La teinturerie Kofar Mata de Kano est l’un des derniers fabricants de textiles colorés à la main qui subsistent au Nigeria.
Au fil des ans, les ouvriers de la teinturerie sont devenus de moins en moins nombreux en raison de la diminution de la fréquentation.
Mamood Abubakar se penche sur la fosse à teinture d’un mètre de profondeur dans un processus de trempage continu qui produit de riches tissus indigo.
Abubakar a fait cela pendant les 70 dernières années pour gagner sa vie et maintenir la tradition, mais en vieillissant, il s’inquiète de l’avenir du métier.
« Cet endroit existe depuis plus de 500 ans », a déclaré Abubakar. « Les Arabes, les Blancs et les gens de toute l’Afrique viennent ici parce que ce commerce n’est pas petit. Nous espérons que les jeunes voudront en faire partie pour que, lorsque nous serons partis, ils nous remplacent », dit-il.
Non loin de la fosse de teinture de Kofar Mata se trouve le marché textile de Kantin Kwari, le plus grand du Nigeria.
Ismaila Abdullahi, designer sur le marché, explique que la fabrication chinoise bon marché signifie qu’il n’est pas rentable de produire des textiles localement.
« Le progrès que nous avons fait dans ce domaine est que nous avons maintenant notre propre graphiste, qui dessine les dessins et les envoie en Chine pour qu’ils produisent les textiles et nous les renvoient », dit-il.
Hamma Kwajaffa, directeur général de l’Association des fabricants de textiles du Nigeria, attribue le déclin des tissus fabriqués localement aux importations chinoises, qui, selon lui, sont souvent introduites clandestinement dans le pays.
« Ils prennent nos dessins et vont en Chine pour les vendre moins cher. Cinq mètres comme celui-ci, ils le vendent pour 1 000 nairas, alors que nos usines ne peuvent pas produire ce produit à moins de 3 000 nairas. Comme ces contrebandiers n’ont pas de travailleurs, qu’ils ne paient pas d’impôts, qu’ils n’ajoutent aucune valeur, ils peuvent se permettre de le vendre moins cher », a-t-il déclaré.
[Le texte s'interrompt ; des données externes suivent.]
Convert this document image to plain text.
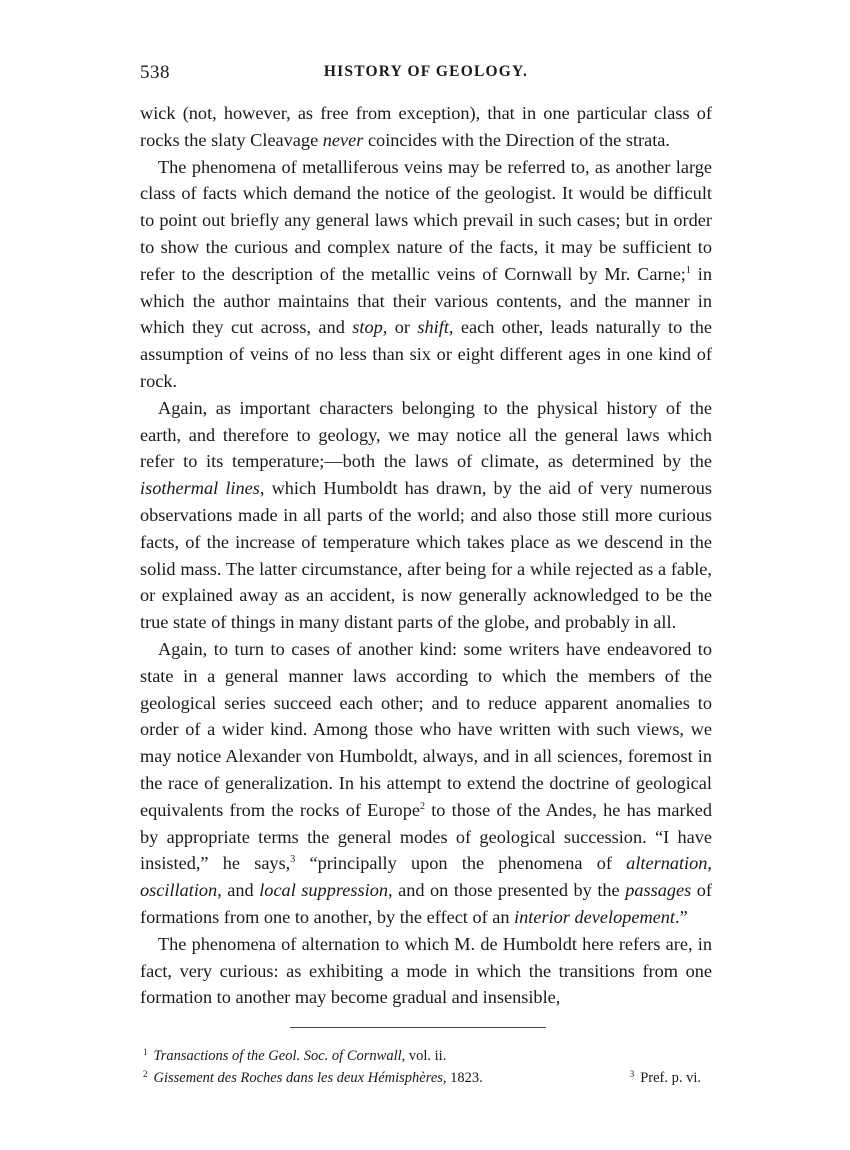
538	HISTORY OF GEOLOGY.

wick (not, however, as free from exception), that in one particular class of rocks the slaty Cleavage never coincides with the Direction of the strata.

The phenomena of metalliferous veins may be referred to, as another large class of facts which demand the notice of the geologist. It would be difficult to point out briefly any general laws which prevail in such cases; but in order to show the curious and complex nature of the facts, it may be sufficient to refer to the description of the metallic veins of Cornwall by Mr. Carne;$^1$ in which the author maintains that their various contents, and the manner in which they cut across, and stop, or shift, each other, leads naturally to the assumption of veins of no less than six or eight different ages in one kind of rock.

Again, as important characters belonging to the physical history of the earth, and therefore to geology, we may notice all the general laws which refer to its temperature;—both the laws of climate, as determined by the isothermal lines, which Humboldt has drawn, by the aid of very numerous observations made in all parts of the world; and also those still more curious facts, of the increase of temperature which takes place as we descend in the solid mass. The latter circumstance, after being for a while rejected as a fable, or explained away as an accident, is now generally acknowledged to be the true state of things in many distant parts of the globe, and probably in all.

Again, to turn to cases of another kind: some writers have endeavored to state in a general manner laws according to which the members of the geological series succeed each other; and to reduce apparent anomalies to order of a wider kind. Among those who have written with such views, we may notice Alexander von Humboldt, always, and in all sciences, foremost in the race of generalization. In his attempt to extend the doctrine of geological equivalents from the rocks of Europe$^2$ to those of the Andes, he has marked by appropriate terms the general modes of geological succession. “I have insisted,” he says,$^3$ “principally upon the phenomena of alternation, oscillation, and local suppression, and on those presented by the passages of formations from one to another, by the effect of an interior developement.”

The phenomena of alternation to which M. de Humboldt here refers are, in fact, very curious: as exhibiting a mode in which the transitions from one formation to another may become gradual and insensible,

$^1$ Transactions of the Geol. Soc. of Cornwall, vol. ii.
$^2$ Gissement des Roches dans les deux Hémisphères, 1823.	$^3$ Pref. p. vi.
La Banque centrale du Nigeria a déclaré le mois dernier qu’elle a fourni aux producteurs de coton plus de 300 millions de dollars de prêts ces dernières années pour soutenir l’industrie textile nationale, autrefois la plus importante d’Afrique.
En 2017, le vice-président Yemi Osinbajo, remplaçant le président, a ordonné au gouvernement de donner la priorité aux produits fabriqués au Nigeria lors de l’achat d’uniformes et de chaussures.
John Adaji, le président de la National Union of Textile Garment and Tailoring Workers of Nigeria, déclare que cette politique doit être étendue.
L’Afrique du Sud avait une politique sur le textile et elle disait simplement : « Achetez sud-africain – portez sud-africain ». Et ils ont une taxe en vigueur qui fait respecter cela. Donc, c’est le gouvernement. Le gouvernement doit être perçu comme fournissant un terrain favorable aux entreprises », a-t-il déclaré.
Selon l’artisan Abubakar, le gouvernement devrait acheter ses tissus faits main et les exporter dans le monde entier s’il veut que ces textiles nigérians traditionnels survivent.